I numeri spiegano più delle parole. Accoglienza diffusa vuol dire aver aperto le porte a 8.733 richiedenti asilo – che è il conto delle prefetture aggiornato alle ultime settimane – ma averli distribuiti in tutte e dieci le province e in 638 strutture diverse, a piccoli gruppi: otto o quindici per volta, alcune decine in certi casi, raramente oltre. Con gli ospiti degli Sprar, strutture di secondo livello, si superano i novemilacinquecento. “Una Toscana con otto strutture da mille persone l’una o o anche con sedici da cinquecento ospiti sarebbe stata una Toscana molto diversa” chiarisce l’assessore.
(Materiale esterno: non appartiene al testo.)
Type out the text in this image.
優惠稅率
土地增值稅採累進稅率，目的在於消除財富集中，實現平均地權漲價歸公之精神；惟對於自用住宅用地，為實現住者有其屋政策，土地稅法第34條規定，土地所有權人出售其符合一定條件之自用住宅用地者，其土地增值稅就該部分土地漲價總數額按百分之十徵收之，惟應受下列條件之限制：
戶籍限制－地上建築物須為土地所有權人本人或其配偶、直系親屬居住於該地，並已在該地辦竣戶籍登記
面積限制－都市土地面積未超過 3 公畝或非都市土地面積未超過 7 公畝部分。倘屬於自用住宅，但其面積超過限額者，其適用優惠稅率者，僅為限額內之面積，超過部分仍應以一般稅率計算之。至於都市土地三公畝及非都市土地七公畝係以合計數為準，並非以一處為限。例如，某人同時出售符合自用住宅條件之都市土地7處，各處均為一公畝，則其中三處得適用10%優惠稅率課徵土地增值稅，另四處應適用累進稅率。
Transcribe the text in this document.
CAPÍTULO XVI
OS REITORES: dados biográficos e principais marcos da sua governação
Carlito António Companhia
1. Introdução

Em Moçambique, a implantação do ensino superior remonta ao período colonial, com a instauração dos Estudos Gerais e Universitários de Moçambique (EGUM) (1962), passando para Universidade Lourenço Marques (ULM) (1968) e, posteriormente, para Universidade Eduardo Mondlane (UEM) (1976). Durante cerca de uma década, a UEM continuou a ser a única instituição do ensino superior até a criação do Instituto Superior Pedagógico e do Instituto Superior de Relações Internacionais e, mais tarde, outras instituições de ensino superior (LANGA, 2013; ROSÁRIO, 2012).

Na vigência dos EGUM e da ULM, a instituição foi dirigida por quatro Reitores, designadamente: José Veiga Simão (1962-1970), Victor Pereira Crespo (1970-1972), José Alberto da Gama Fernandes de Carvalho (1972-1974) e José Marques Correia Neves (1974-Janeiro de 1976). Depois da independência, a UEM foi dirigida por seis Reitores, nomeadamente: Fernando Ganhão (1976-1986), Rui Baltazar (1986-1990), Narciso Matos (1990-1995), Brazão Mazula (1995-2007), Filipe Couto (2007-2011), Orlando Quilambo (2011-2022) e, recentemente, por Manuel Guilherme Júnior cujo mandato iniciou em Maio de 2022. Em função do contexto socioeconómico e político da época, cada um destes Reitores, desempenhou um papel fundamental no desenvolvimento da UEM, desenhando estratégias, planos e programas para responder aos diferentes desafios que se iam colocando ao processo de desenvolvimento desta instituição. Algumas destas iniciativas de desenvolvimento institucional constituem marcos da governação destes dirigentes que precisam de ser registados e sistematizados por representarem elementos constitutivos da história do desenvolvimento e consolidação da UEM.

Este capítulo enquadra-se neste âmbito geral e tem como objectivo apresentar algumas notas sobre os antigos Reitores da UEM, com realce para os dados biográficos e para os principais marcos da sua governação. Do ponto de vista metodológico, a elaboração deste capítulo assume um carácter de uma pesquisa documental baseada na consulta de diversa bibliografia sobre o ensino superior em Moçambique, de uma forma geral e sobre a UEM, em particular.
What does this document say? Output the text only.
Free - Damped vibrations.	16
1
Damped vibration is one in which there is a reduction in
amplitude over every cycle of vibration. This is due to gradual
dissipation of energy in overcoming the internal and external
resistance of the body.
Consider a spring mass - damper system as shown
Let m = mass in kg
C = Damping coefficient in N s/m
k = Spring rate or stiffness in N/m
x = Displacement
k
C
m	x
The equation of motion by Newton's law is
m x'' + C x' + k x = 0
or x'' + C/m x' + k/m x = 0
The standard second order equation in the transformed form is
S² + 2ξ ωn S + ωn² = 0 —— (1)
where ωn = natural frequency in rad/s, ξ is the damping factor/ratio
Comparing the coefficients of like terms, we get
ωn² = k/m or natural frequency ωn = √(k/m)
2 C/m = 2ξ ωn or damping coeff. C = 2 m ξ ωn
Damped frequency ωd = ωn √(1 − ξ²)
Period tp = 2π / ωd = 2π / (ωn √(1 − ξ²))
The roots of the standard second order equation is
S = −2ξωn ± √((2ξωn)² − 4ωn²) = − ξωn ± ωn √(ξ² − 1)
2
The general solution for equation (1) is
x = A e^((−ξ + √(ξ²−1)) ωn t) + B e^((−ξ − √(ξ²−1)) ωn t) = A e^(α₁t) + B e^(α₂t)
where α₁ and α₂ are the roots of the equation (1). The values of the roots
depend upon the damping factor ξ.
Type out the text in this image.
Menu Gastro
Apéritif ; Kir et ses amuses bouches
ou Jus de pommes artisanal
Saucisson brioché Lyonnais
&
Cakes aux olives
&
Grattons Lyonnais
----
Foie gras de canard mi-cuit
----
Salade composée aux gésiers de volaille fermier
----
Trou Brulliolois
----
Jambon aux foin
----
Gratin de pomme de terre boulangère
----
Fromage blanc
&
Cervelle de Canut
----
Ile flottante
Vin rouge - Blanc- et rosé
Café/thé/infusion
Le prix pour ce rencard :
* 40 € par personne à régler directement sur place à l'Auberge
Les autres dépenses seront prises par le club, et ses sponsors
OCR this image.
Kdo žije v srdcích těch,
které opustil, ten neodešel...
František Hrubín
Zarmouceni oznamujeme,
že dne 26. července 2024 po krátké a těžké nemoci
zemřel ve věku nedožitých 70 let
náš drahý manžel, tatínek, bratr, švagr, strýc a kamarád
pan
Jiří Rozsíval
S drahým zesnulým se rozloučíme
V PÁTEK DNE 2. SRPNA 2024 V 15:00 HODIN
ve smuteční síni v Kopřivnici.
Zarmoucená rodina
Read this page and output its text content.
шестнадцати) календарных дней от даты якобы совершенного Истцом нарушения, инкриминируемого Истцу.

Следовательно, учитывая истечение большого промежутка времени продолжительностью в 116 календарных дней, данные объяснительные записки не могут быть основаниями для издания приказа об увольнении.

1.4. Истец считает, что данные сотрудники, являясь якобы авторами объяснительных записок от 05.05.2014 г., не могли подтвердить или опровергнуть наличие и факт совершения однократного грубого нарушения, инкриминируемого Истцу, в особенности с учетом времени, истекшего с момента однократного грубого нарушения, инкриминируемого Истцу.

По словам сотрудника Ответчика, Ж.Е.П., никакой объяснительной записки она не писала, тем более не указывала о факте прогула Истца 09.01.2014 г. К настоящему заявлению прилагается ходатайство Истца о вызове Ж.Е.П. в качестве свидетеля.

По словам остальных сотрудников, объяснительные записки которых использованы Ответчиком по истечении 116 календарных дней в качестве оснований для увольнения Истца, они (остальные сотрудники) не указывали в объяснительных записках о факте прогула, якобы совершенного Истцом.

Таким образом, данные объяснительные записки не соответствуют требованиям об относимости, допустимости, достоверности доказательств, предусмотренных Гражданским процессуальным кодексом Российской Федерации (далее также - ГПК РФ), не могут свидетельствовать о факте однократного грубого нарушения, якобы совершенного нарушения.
Chi arriva attraversa il mare fugge da guerre e persecuzioni. Fugge dalle guerre civili. Erano undici i conflitti interni aperti nel mondo nel 2014 – meno dei ventisei del 1992, ma più dei quattro del 2007 – e nove di queste guerre civili, laiche o religiose, pseudo tribali o imperialiste, riversano la maggior parte dei profughi verso l’Europa.

La situazione finora ha retto, ma con gli sbarchi che sono tornati a farsi fitti è necessario pensare a nuove soluzioni: l’accoglienza in famiglia appunto, ma non solo. Così a maggio Regione e Comuni toscani riuniti in Anci hanno proposto al Governo di firmare un protocollo che possa aiutare a facilitare accoglienza e integrazione, ma fissi anche punti precisi: otto punti, ovvero il modello di accoglienza diffusa sperimentata la prima volta nel 2011 e 2012, quando ci fu l’ondata di migranti dopo le prime primavere arabe (1800 da Tunisia e Libia, storie raccontate da Toscana Notizie in un ebook e in uno speciale), e riproposta anche nel 2014, una ripartizione delle presenze in tutti i comuni – nessuno escluso e proporzionalmente agli abitan ti – con incentivi e disincentivi, più posti e nuovi bandi per gli Sprar (strutture d’accoglienza di secondo livello che facilitano l’integrazione), l’accoglienza in famiglia ora autorizzata, l’uso di immobili inutilizzati anche dello Stato, oltre a quelli di Comuni e Regione (ma sempre con piccoli numeri) e progetti sperimentali come l’inserimento di chi chiede rifugio e che da più tempo è in Toscana in strutture pubbliche legate alla forestazione e l’agricoltura magari, per ripopolare anche borghi disabitati e “passare progressivamente – conclude l’assessore – dall’emergenza a forme di autogestione e formazione, con nel mezzo l’esperienza di un’attività di volontariato”. L’ultimo punto riguarda gli incentivi per rimpatri volontari, necessari anch’essi nei casi in cui la domanda di protezione non venga accolta, oltre a tempi più rapidi nell’esaminare le richieste v isto che mediamente, tra l’inoltro, la prima risposta che in otto casi su dieci è negativa, l’appello e il suo esito finale passano oggi anche due anni. Troppi.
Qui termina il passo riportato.